Les Adieux efflanqués!

Tout avait commencé tout bonnement avec une dispute, c’était pourtant habituel, tous les jours presque, ces disputes étaient un quotidien, mais ce jour là  c'était bien différent !

Ils criaient, lui assit derrière son bureau, au grand building de la rue Takhassosy, elle sur le bord du  lit, sur le bord des larmes, sur le bord d’un autre continent, l’heure n’est pas la même, le temps n’est pas le même, chez elle il pleut, chez lui le soleil brisé sur les vitres entourait son visage d’une nimbe de lumière, et pourtant ils se disputaient !

A peine sa première phrase prononcée ;

-         * Tu ne m’as pas écris, je t’attendais tout le weekend !
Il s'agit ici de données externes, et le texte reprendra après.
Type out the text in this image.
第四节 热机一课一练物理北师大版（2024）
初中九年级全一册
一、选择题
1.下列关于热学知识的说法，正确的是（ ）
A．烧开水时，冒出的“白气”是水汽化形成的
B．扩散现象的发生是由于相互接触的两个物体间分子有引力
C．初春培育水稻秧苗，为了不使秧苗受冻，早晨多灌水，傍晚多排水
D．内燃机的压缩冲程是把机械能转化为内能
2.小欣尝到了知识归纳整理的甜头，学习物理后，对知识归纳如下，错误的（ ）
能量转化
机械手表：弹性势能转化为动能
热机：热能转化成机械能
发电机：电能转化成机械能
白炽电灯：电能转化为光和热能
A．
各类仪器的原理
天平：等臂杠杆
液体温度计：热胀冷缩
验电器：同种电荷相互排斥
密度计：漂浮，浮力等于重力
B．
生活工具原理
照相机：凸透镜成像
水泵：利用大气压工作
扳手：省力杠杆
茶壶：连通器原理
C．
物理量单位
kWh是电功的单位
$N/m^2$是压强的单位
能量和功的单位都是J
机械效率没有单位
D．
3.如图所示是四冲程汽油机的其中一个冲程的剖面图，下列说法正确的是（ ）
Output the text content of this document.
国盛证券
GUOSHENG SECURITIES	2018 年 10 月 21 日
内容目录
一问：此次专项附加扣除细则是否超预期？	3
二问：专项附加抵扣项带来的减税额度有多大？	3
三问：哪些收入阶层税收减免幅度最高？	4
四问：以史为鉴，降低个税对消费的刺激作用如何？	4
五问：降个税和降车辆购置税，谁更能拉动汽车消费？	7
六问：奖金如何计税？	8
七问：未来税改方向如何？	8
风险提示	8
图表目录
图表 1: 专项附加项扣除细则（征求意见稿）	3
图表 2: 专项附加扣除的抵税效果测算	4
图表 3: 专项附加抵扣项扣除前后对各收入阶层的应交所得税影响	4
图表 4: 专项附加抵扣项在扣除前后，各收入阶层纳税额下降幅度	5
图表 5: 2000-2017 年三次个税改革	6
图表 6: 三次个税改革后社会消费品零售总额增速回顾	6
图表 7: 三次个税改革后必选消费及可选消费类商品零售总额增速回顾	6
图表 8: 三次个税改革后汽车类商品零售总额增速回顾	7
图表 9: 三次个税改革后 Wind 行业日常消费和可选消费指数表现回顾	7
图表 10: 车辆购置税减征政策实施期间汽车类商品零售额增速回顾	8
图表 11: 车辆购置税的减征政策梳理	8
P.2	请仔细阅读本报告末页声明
Sa voix explosât dans un tonnerre d’insultes.

-          *J’ai lu tes messages, bordel de merde ! ça ne m’a pas plu, tu gardes ce même foutu ton mesquin qui m’énerve !

-          *Qu’est ce que tu veux que je fasse, tu me manques trop !

-          *Tu veux que je te dise, ne m’appelles plus !

-          *Mais comment est ce possible !! Qu’est ce qui ne va pas, pourquoi tu t’énerves à ce point !

-          *Tu es insupportable !

-          *Je me sens mal, comme une mouche qu’on chasse !

-          *Bein oui, peut être ! une mouche !

-          *Je dois raccrocher, ça brule dans ma cuisine, ça brule aussi dans mon cœur !

-          *Ok

-          *Ok !! Adieu alors ?

-          *Adieu.

 

C’était le dernier mot, comme ça, bêtement, quarante milles ans de langage humain, pour ne dire que ce mot efflanqué à la fin  « adieu ».

Nom d’un chien personne n’a pu trouver un autre mot capable de coroner efficacement un moment pareil !

C'était vraiment le dernier mot!

Elle est vite revenue à la cuisine, son couscous avait le goût fumé, sa tête aussi, elle souriait, personne ne pouvait voir l’immense effort qu’elle faisait pour empêcher la première larme de couler, sa première larme qui sort toujours de son œil gauche, et qui une fois dehors entrainera des flots de petites gouttes salées qui enflammeront ses joues pâles !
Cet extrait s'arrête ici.